Towards Tropical Decision for NLA

Participant : Thomas Sturm.

Inspired by problems related to stability analysis of chemical reaction networks we have developed an incomplete decision procedure for satisfiability in nonlinear real arithmetic. A first implemented version focuses on specific situations where all variables are known to be stricly positive, which naturally occurs in many scientific contexts. Furthermore, only one single equation is considered. The principal tropical approach is, after reducing the problem to finding a point with positive value for $f$ in the considered equation $f=0$, to consider instead of $f$ only the exponent tuples of the contained summands as points in ${\mathbb{Z}}^n$. On that basis dominating summands can be identified using LP techniques.

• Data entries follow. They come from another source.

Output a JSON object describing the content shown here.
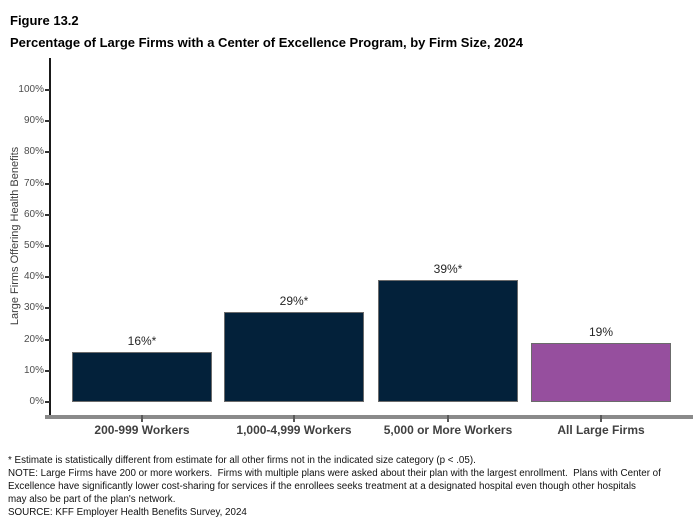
{
  "figure": {
    "label": "Figure 13.2",
    "title": "Percentage of Large Firms with a Center of Excellence Program, by Firm Size, 2024"
  },
  "chart_data": {
    "type": "bar",
    "title": "Percentage of Large Firms with a Center of Excellence Program, by Firm Size, 2024",
    "categories": [
      "200-999 Workers",
      "1,000-4,999 Workers",
      "5,000 or More Workers",
      "All Large Firms"
    ],
    "values": [
      16,
      29,
      39,
      19
    ],
    "bar_labels": [
      "16%*",
      "29%%*",
      "39%*",
      "19%"
    ],
    "bar_labels_display": [
      "16%*",
      "29%*",
      "39%*",
      "19%"
    ],
    "bar_colors": [
      "#03213a",
      "#03213a",
      "#03213a",
      "#964f9e"
    ],
    "xlabel": "",
    "ylabel": "Large Firms Offering Health Benefits",
    "ylim": [
      0,
      100
    ],
    "ytick_labels": [
      "0%",
      "10%",
      "20%",
      "30%",
      "40%",
      "50%",
      "60%",
      "70%",
      "80%",
      "90%",
      "100%"
    ],
    "grid": false,
    "legend_position": "none"
  },
  "colors": {
    "navy": "#03213a",
    "purple": "#964f9e",
    "axis_line_gray": "#8a8a8a",
    "bar_border_gray": "#6b6b6b"
  },
  "footnotes": {
    "lines": [
      "* Estimate is statistically different from estimate for all other firms not in the indicated size category (p < .05).",
      "NOTE: Large Firms have 200 or more workers.  Firms with multiple plans were asked about their plan with the largest enrollment.  Plans with Center of",
      "Excellence have significantly lower cost-sharing for services if the enrollees seeks treatment at a designated hospital even though other hospitals",
      "may also be part of the plan's network.",
      "SOURCE: KFF Employer Health Benefits Survey, 2024"
    ]
  }
}
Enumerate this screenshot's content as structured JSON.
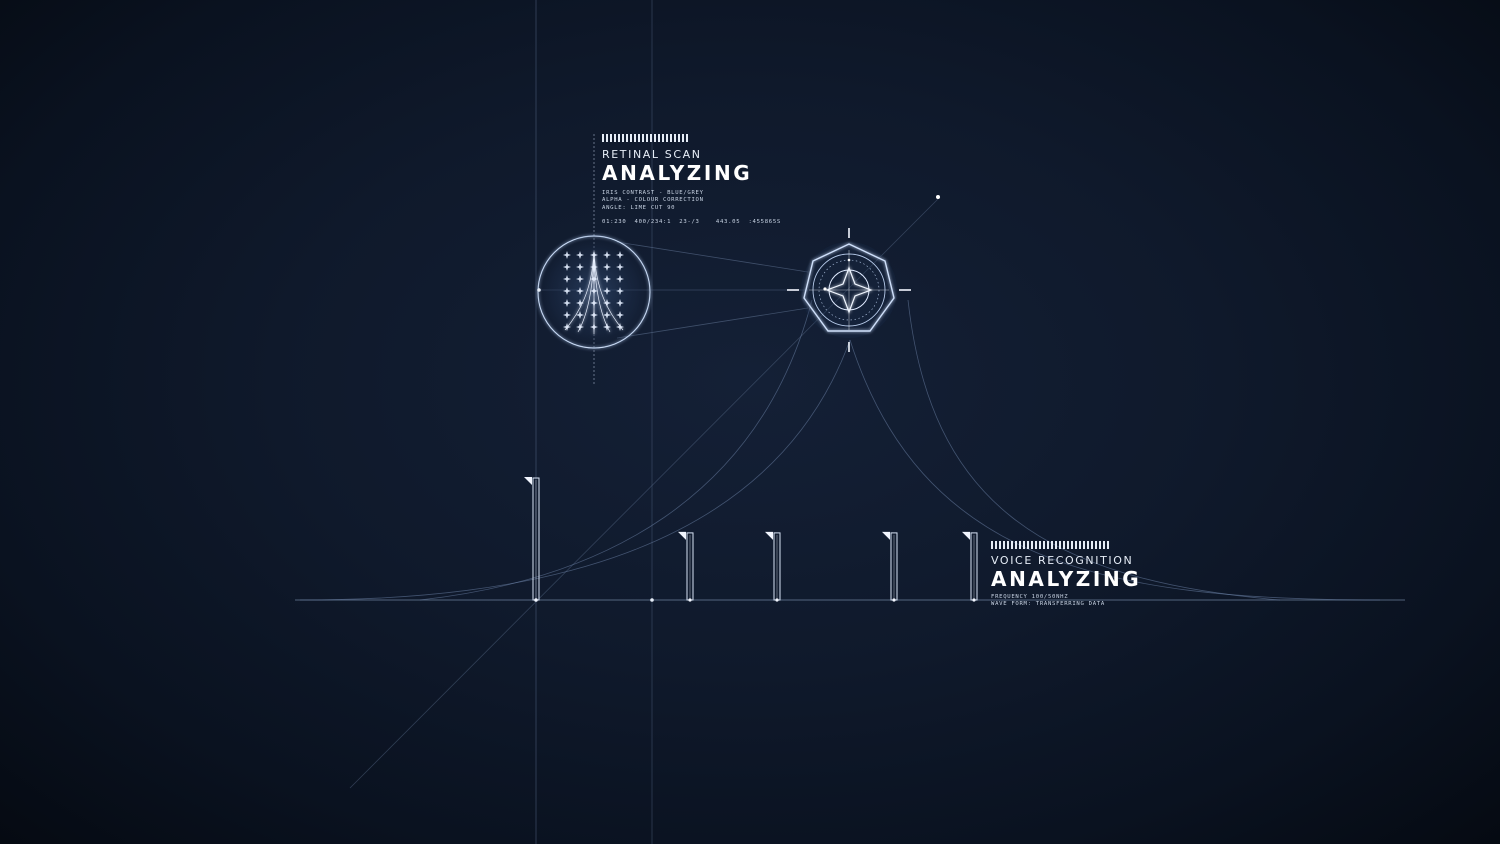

In our particular application discussed in [14] , we were able to solve problems, which are intractable even by numerical methods: Typical input equations had around 6000 summands and up to seven variables of degrees between 4 and 9. The methods failed in only 3 percent of the 496 considered input problems.

We are currently generalizing the approach to the general case where variables can have arbitrary values. Furthermore, as it is well known that every existential decision problems over the reals can be equi-satisfiably encoded into one equation, we are aiming at a corresponding general procedure as a long-term research goal.

Hierarchical superposition for arithmetic

Participant : Uwe Waldmann.

Many applications of automated deduction require reasoning in first-order logic modulo background theories, in particular some form of integer arithmetic. A major unsolved research challenge is to design theorem provers that are “reasonably complete” even in the presence of free function symbols ranging into a background theory sort. The hierarchic superposition calculus of Bachmair, Ganzinger, and Waldmann already supports such symbols, but not optimally. We have introduced a novel form of clause abstraction, a core component in the hierarchic superposition calculus for transforming clauses into a form needed for internal operation. We have also demonstrated that hierarchic superposition is refutationally complete for linear integer or rational arithmetic, even if one considers the standard model semantics rather than the first-order semantics, provided that all background-sorted terms in the input are either ground or variables (variables with integer offsets can be permitted in certain positions).